Accordo minimo soltanto per le società con ricavi globali di almeno 20 miliardi di euro l’anno e un margine di profitto di almeno il 10 per cento (quindi circa un centinaio di grandi multinazionali, secondo il Wall Street Journal), e potrebbe generare 150 miliardi di dollari di gettito fiscale all’anno a livello mondiale, facendo saltare la concorrenza dei paradisi fiscali e gli effetti negativi dell’elusione fiscale sui bilanci dei paesi colpiti da questo fenomeno.
La bozza ha messo d’accordo paesi che in totale rappresentano circa il 90 per cento del Prodotto interno lordo mondiale, inclusi Stati Uniti, Cina e Russia. Ma i governi di Irlanda, Ungheria ed Estonia dicono di No
L’Irlanda a interesse doppio: una tassa sui profitti del 12,5 per cento, e alle imprese che traggono profitto da brevetti e software un’aliquota dimezzata, del 6,25 per cento. Vale per società operanti su Internet che offrono servizi digitali in tutta Europa attraverso i loro software, come per esempio Google e Facebook. Fino al 2015, il paese è stato in grado di attrarre grandi multinazionali americane grazie a un regime fiscale ancora più permissivo.

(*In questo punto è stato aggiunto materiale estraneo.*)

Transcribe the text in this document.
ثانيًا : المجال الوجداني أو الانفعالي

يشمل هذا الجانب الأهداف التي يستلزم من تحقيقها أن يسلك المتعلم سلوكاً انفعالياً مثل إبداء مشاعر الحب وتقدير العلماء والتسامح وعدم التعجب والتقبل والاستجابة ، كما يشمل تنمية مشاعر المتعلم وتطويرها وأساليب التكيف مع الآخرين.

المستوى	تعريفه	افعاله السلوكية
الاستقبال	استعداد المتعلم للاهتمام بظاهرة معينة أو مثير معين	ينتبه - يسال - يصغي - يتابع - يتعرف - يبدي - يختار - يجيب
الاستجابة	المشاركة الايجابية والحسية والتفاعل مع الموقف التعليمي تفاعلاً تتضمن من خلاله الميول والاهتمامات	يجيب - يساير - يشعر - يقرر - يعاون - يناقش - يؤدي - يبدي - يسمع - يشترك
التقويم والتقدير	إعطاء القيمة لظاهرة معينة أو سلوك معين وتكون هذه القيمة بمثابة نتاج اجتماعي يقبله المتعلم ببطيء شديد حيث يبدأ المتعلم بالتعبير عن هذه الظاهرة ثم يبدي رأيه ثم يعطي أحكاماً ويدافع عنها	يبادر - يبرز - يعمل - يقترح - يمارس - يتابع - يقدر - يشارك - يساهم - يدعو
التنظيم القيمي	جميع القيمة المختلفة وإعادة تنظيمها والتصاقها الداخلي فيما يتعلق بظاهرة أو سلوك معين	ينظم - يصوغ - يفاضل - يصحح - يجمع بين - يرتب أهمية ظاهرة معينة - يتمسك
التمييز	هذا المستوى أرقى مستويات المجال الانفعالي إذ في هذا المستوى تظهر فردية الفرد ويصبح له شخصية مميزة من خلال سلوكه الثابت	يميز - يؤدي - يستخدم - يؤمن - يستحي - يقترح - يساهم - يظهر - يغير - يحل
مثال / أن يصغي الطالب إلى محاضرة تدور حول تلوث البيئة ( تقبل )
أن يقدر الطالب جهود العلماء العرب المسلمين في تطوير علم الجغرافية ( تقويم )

Una strategia chiamata “Double Irish”, con la creazione di due società di diritto irlandese. Abbinata spesso a un’altra fuirberia, chiamata “Dutch sandwich”. E la strategia di elusione fiscale molto complessa consentiva alla multinazionale di pagare in tasse cifre molto basse sui profitti generati fuori degli Stati Uniti, tra il 2,2 e il 4,5 per cento, tra il ridere e la vergogna. «Ma l’Irlanda dovrà in qualche modo scendere a compromessi sull’accordo, perché ha bisogno del supporto dell’Unione Europea e degli Stati Uniti nelle sue trattative sulla Brexit con il Regno Unito», è l’analisi del Post.
In Ungheria, la politica fiscale permissiva introdotta dal primo ministro, Viktor Orbán, ha aiutato l’economia a crescere nonostante la regressione del paese sul piano dei diritti civili. Ma proprio a causa di questa regressione che rende incerta l’applicazione delle leggi –la garanzia del diritto- , le aziende ora non avrebbero altro incentivo a delocalizzare in Ungheria se non quello fiscale. Ma con Orban i problemi saranno altri.
In questo paese baltico, altra agevolazione altro trucco, se un’impresa decide di reinvestire i propri profitti, questi non vengono tassati. Ogni anno un nuovo reinvestimento proposto, e il pagamento delle tasse slitta per anni. Problema oggi, che con le nuove regole l’Estonia rischia di vedere altri paesi raccogliere i profitti che lei non ha tassato al momento della loro creazione.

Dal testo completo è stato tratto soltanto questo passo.